Visiting the little villages this morning was another highlight of the week.  Tomorrow morning we have several areas to visit here in Kathmandu before returning to the hotel for a refreshing shower.  We need to check out of our hotel room by 12:00 noon.  We will have a late lunch and later in the afternoon go to the airport where we will board an evening flight back to Doha, Qatar, where we will spend the night with our daughter.    Our trip is almost over. 

When we return home we will post photos to support what has been written.  We were concerned before arriving that the internet would not be strong enough to post photos in a timely manner. So we will do it later.

Saturday, May 25, 2013

Bhaktapur and Kathmandu - Saturday May 25, 2013

The wakeup call rang, Cal looked outside and saw there was a dense fog, so we went back to sleep.  Soon after 7:30 the fog did lift out of the valley and in fact for a brief few minutes we were able to see the tops of several mountain peaks.  We had a relaxing morning before leaving at 10:00 for the medieval city of Bhaktapur.

View from Resort Balcony - Notice Terracing

Rest Stop along the Road

Carrying Supplies

Carrying Manure to the Field
Cutting Wheat

Wheat Drying

Wheat on Street - Traffic completes the shelling

I really did not say anything about our drive up the mountain to Nagarkot.  From Kathmandu you drive east to Bhaktapur.  Beyond Bhaktapur the landscape starts to rise as you leave the Kathmandu Valley.  The last 15 km was simply climbing the mountain, with lots of switchbacks, ears popping, driving from one rural settlement to the next.  We were among the terraced fields, seeing the farmers working.  This area had lots of wheat that is in the process of being harvested.  Of course all of the work is done by hand.

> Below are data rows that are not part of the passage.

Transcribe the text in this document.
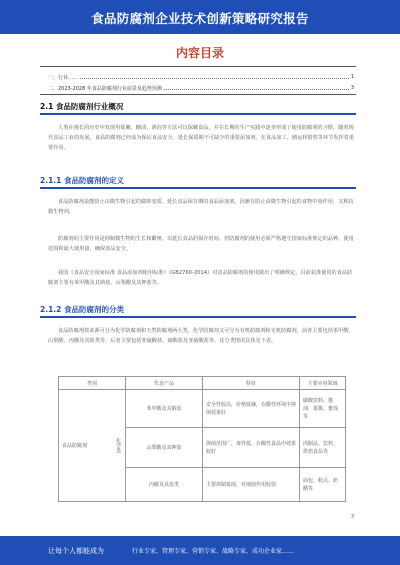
食品防腐剂企业技术创新策略研究报告
内容目录
一、行业……	1
二、2023-2028 年食品防腐剂行业前景及趋势预测	3
2.1 食品防腐剂行业概况

人类在漫长的历史中发现用盐腌、糖渍、酒泡等方法可以保藏食品，并在长期的生产实践中逐步形成了使用防腐剂的习惯。随着现代食品工业的发展，食品防腐剂已经成为保证食品安全、延长保质期不可缺少的重要添加剂，在食品加工、储运和销售等环节发挥着重要作用。

2.1.1 食品防腐剂的定义

食品防腐剂是能防止由微生物引起的腐败变质、延长食品保存期的食品添加剂。因兼有防止由微生物引起的食物中毒作用，又称抗微生物剂。

防腐剂的主要作用是抑制微生物的生长和繁殖，以延长食品的保存时间。但防腐剂的使用必须严格遵守国家标准规定的品种、使用范围和最大使用量，确保食品安全。

我国《食品安全国家标准 食品添加剂使用标准》（GB2760-2014）对食品防腐剂的使用做出了明确规定，目前获准使用的食品防腐剂主要有苯甲酸及其钠盐、山梨酸及其钾盐等。

2.1.2 食品防腐剂的分类

食品防腐剂按来源可分为化学防腐剂和天然防腐剂两大类。化学防腐剂又可分为有机防腐剂和无机防腐剂，前者主要包括苯甲酸、山梨酸、丙酸及其盐类等，后者主要包括亚硫酸盐、硝酸盐及亚硝酸盐等。其分类情况具体见下表。

类别	代表产品	特征	主要应用领域

食品防腐剂 化学类	苯甲酸及其钠盐	安全性较高，价格低廉，在酸性环境中抑菌效果好	碳酸饮料、酱油、果酱、蜜饯等
	山梨酸及其钾盐	抑菌范围广，毒性低，在酸性食品中效果较好	肉制品、饮料、烘焙食品等
	丙酸及其盐类	主要抑制霉菌，对细菌作用较弱	面包、糕点、奶酪等
3
让每个人都能成为	行业专家、管理专家、营销专家、战略专家、成功企业家……
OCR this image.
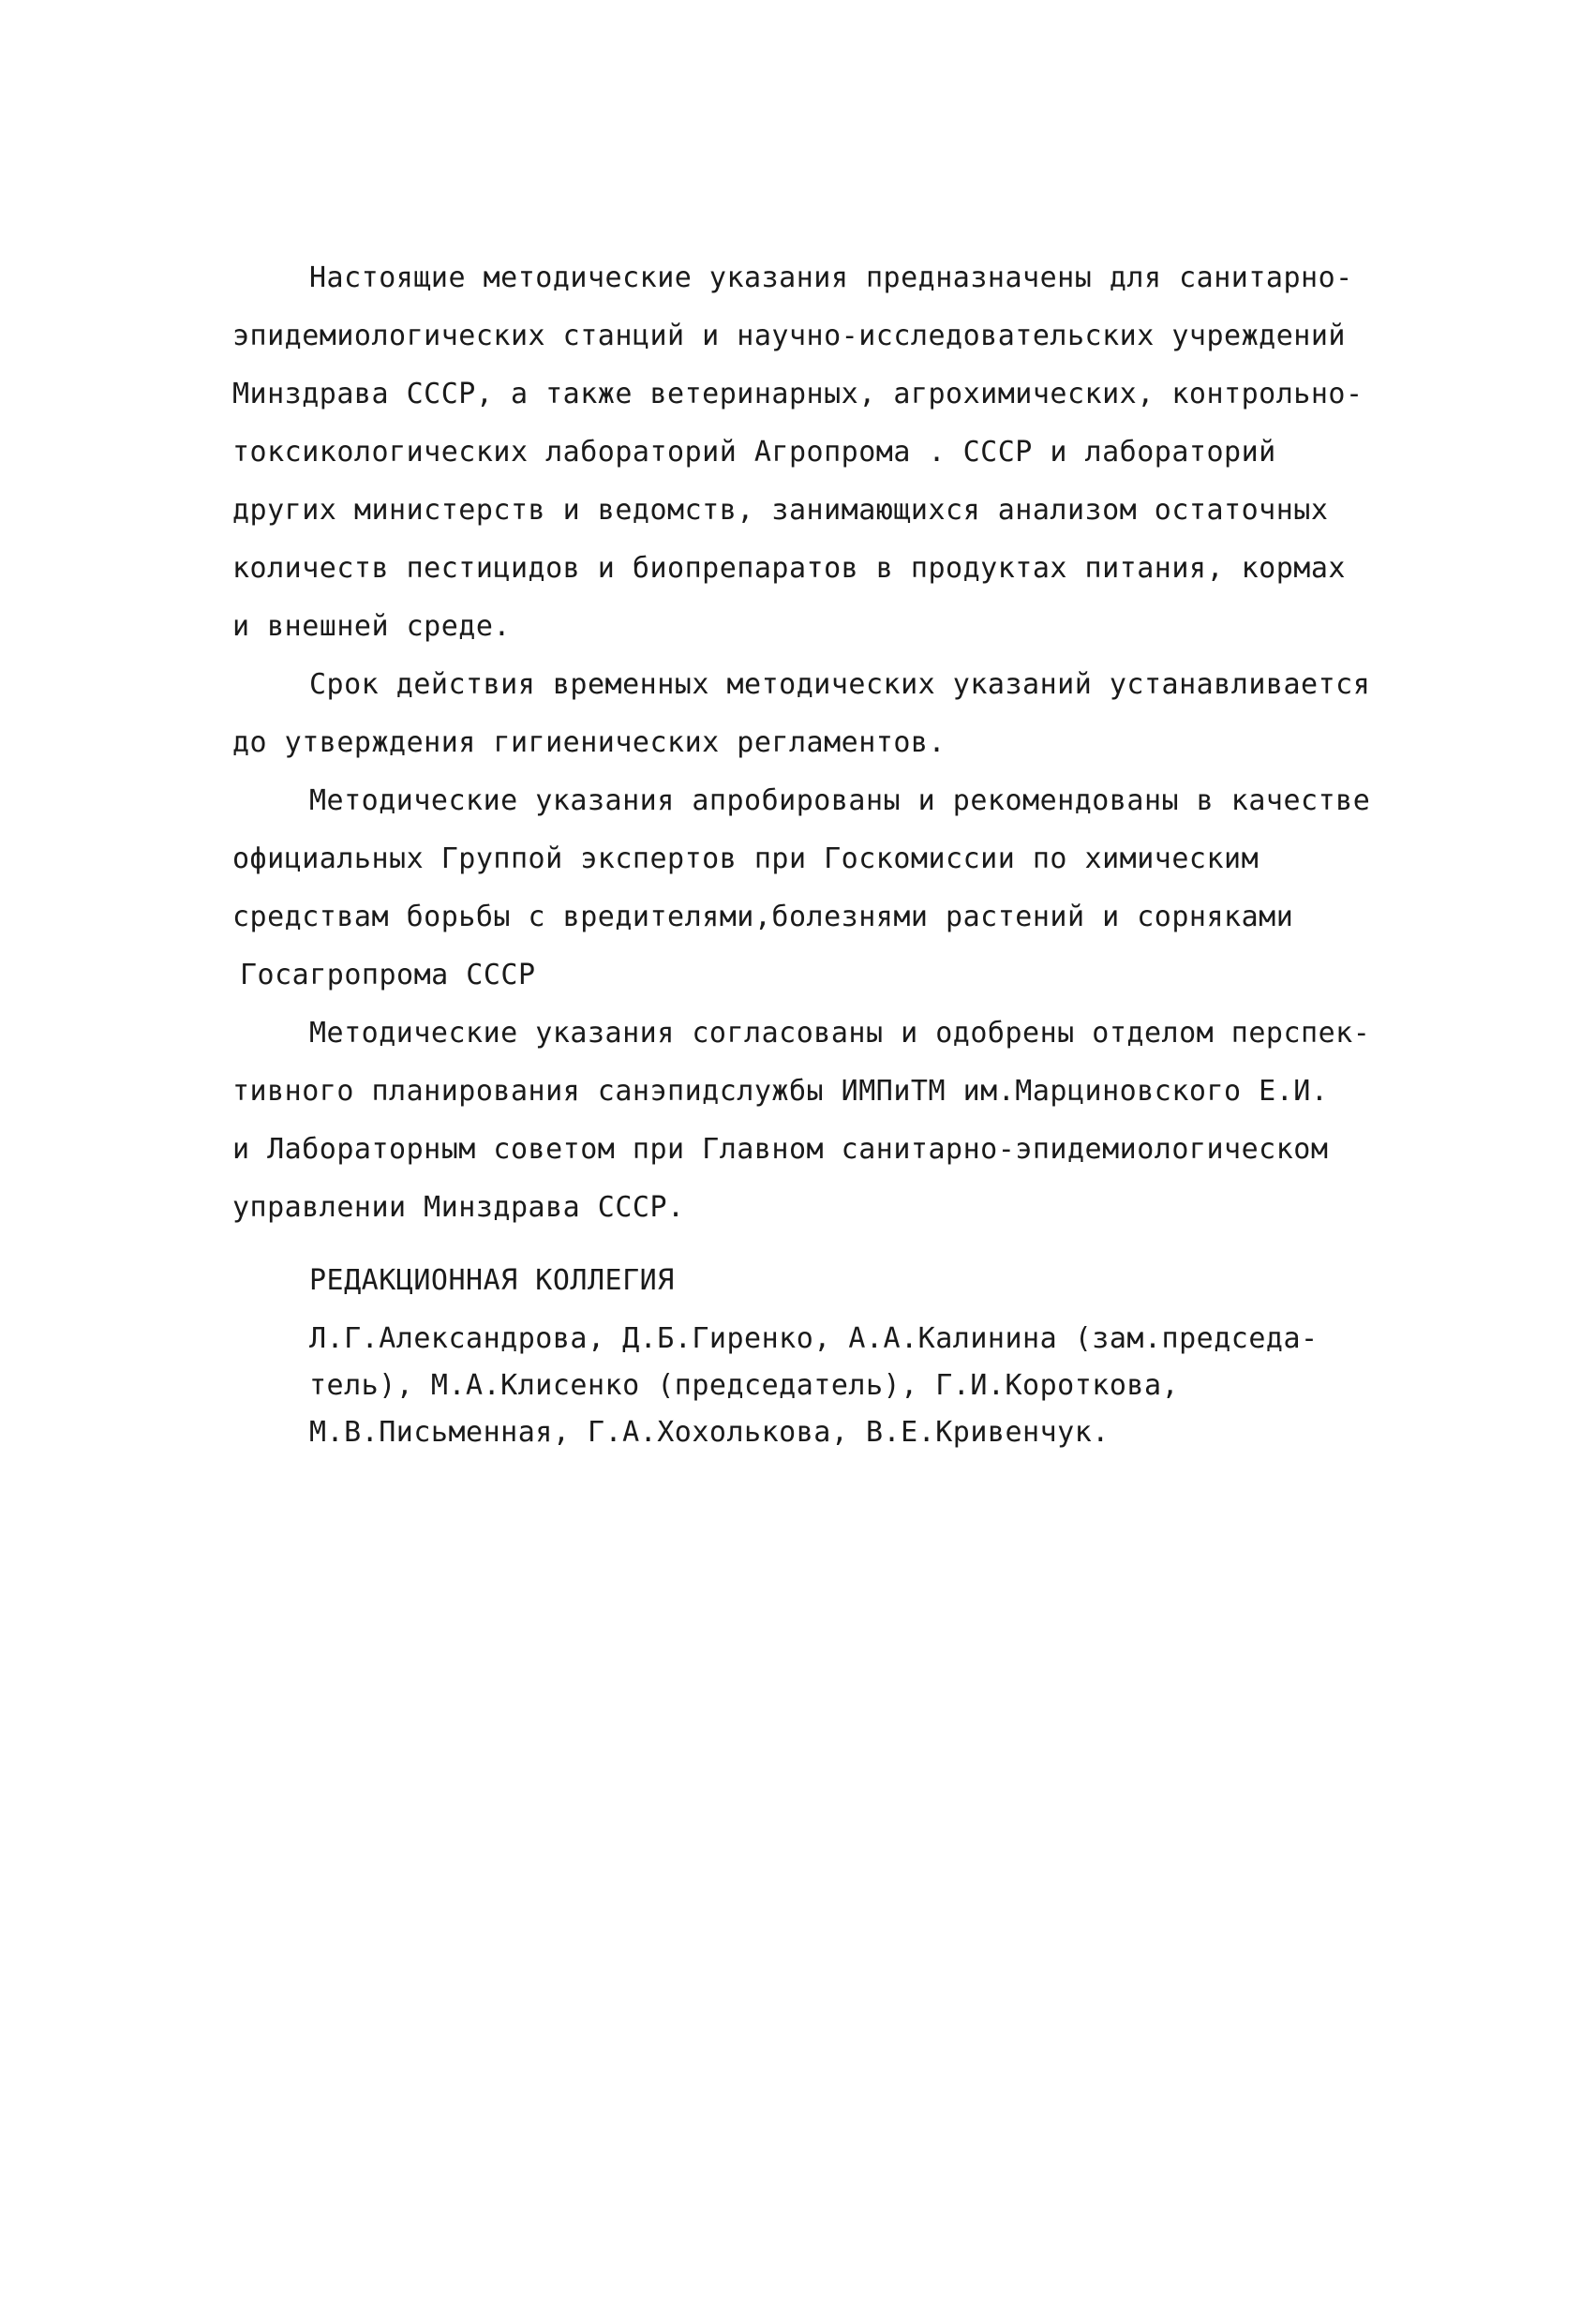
Настоящие методические указания предназначены для санитарно-
эпидемиологических станций и научно-исследовательских учреждений
Минздрава СССР, а также ветеринарных, агрохимических, контрольно-
токсикологических лабораторий Агропрома . СССР и лабораторий
других министерств и ведомств, занимающихся анализом остаточных
количеств пестицидов и биопрепаратов в продуктах питания, кормах
и внешней среде.
Срок действия временных методических указаний устанавливается
до утверждения гигиенических регламентов.
Методические указания апробированы и рекомендованы в качестве
официальных Группой экспертов при Госкомиссии по химическим
средствам борьбы с вредителями,болезнями растений и сорняками
Госагропрома СССР
Методические указания согласованы и одобрены отделом перспек-
тивного планирования санэпидслужбы ИМПиТМ им.Марциновского Е.И.
и Лабораторным советом при Главном санитарно-эпидемиологическом
управлении Минздрава СССР.
РЕДАКЦИОННАЯ КОЛЛЕГИЯ
Л.Г.Александрова, Д.Б.Гиренко, А.А.Калинина (зам.председа-
тель), М.А.Клисенко (председатель), Г.И.Короткова,
М.В.Письменная, Г.А.Хохолькова, В.Е.Кривенчук.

We saw them cutting the wheat, binding it in bundles, and carrying it by hand or on wagons to the shed. On our return drive down the mountain this morning, we again saw them cutting the wheat, but this time we also saw them beating the wheat heads off of the stalks – we saw only one machine, otherwise the beating was completely done by hand. Then the grain is laid out on large canvas tarps to finish drying in the sun.  We enjoy seeing this rural life. 

In Bhaktapur our driver dropped us a few blocks from the Durbar Square (Palace Square). We walked to the Durbar square, Pottery Square and Taumadhi Square.  We could have spent more time here, but we had an appointment with a guide in Kathmandu at 1:00.  Bhaktapur was very clean compared to Kathmandu. 
Entering Bhaktapur Dubar Square

Dubar Square Temple

Golden Gate

Pottery Square

Five Story Taumadhi Temple

Back at the Royal Singi Hotel, we had lunch and met a guide.  The rest of the afternoon was spent visiting the Durbar Square in Kathmandu, and the Monkey temple (as there are lots of monkeys living in the area).  By 5:30 we were dead tired, and hot.  We had seen lots of temples this afternoon.  The old (1500’s) buildings are beautifully carved from wood.

Kathmandu Dubar Square
White Palace

Dubar Square Temples

Four on a Cycle

Rick-Shaws - Want a Ride

Prayer Wheels at Monkey Temple Hill

Buddhist Temple - Eyes of Buddha

Kathmandu From Monkey Temple

Monkeys on Monkey Temple Hill

People Coming to the Temple

Native Nepal Dress with Apron

After relaxing in the hotel for 2 hours we began looking for a restaurant within walking distance.  We found Little Italy!  WOW! What a find! Pasta and Pizza!  

Tomorrow our guide and driver will be with us again.  We will be going outside the city of Kathmandu. We hope to avoid some of the city traffic and city masses.  I stated earlier that the masses were not in Nepal like in India, but today I am not sure that was correct.  However, today was Buddha’s 2557 Birthday, so there were some special things happening in Durbar Square.